- Directed by: Georg Tressler
- Written by: William Shakespeare (play) Norman Foster Otto Nicolai Georg Tressler
- Produced by: Norman Foster
- Starring: Norman Foster Colette Boky Charles Igor Gorin
- Cinematography: Hannes Staudinger
- Edited by: Paula Dvorak
- Music by: Otto Nicolai
- Production companies: Wien-Film; B.H.E. Productions Ltd;
- Release date: February 1965;
- Running time: 97 minutes
- Countries: Austria United Kingdom
- Language: German

= The Merry Wives of Windsor (1965 film) =

1965 Austrian-British film

The Merry Wives of Windsor (German: Die lustigen Weiber von Windsor) is a 1965 Austrian-British historical comedy film directed by Georg Tressler and starring Norman Foster, Colette Boky and Charles Igor Gorin. It was written by Foster and Tressler as a film musical adaptation of Otto Nicolai's opera after Shakespeare's play.

==Cast==
- Norman Foster as Sir John Falstaff
- Colette Boky as Mistress Ford
- Charles Igor Gorin as Mr. Ford
- Mildred Miller as Mistress Page
- Lucia Popp as Mistress Ann
- John Gittings as Dr. Cajus
- Rosella Hightower as Ballerina
- Edmond Hurshell as Herr Reich
- Marshall Reynor as Spärlich
- Ernst Schütz as Fenton

== Reception ==
Variety wrote: "All in all, it's a fast-running pic with a series of pleasant optical and scenic gags. ... Also this Austrian production may be termed an interesting document for it gives opera lovers in distant areas the opportunity to see a first-class opera production. In addition, it is something for future generations.
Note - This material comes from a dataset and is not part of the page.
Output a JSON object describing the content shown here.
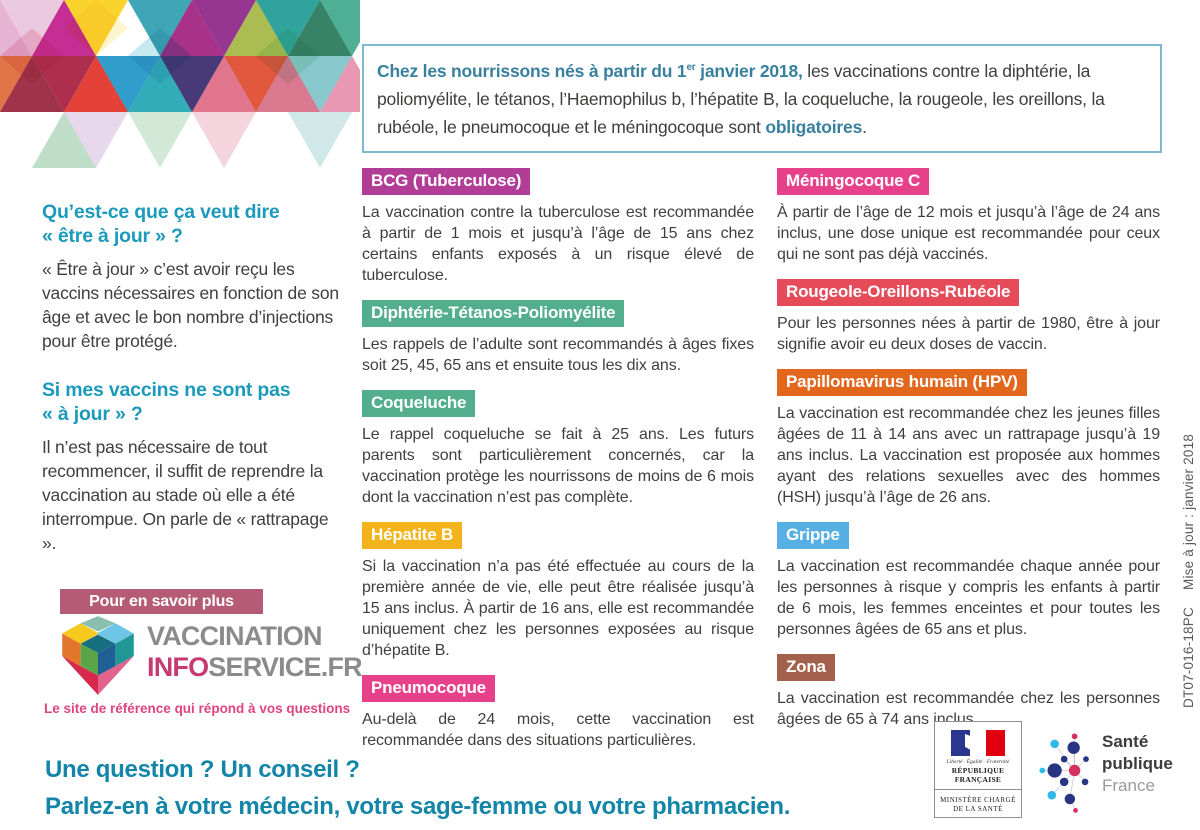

The singers are excellent. In particular, this goes for Foster and Colette Boky. Latter, a Canadian soprano, is also an optical treat. ... Austrian Georg Tressler has contributed a competent directorial job within limits. The camera work deserves compliments, too."

== Bibliography ==
- Eddie Sammons. Shakespeare: A Hundred Years on Film. Scarecrow Press, 2004.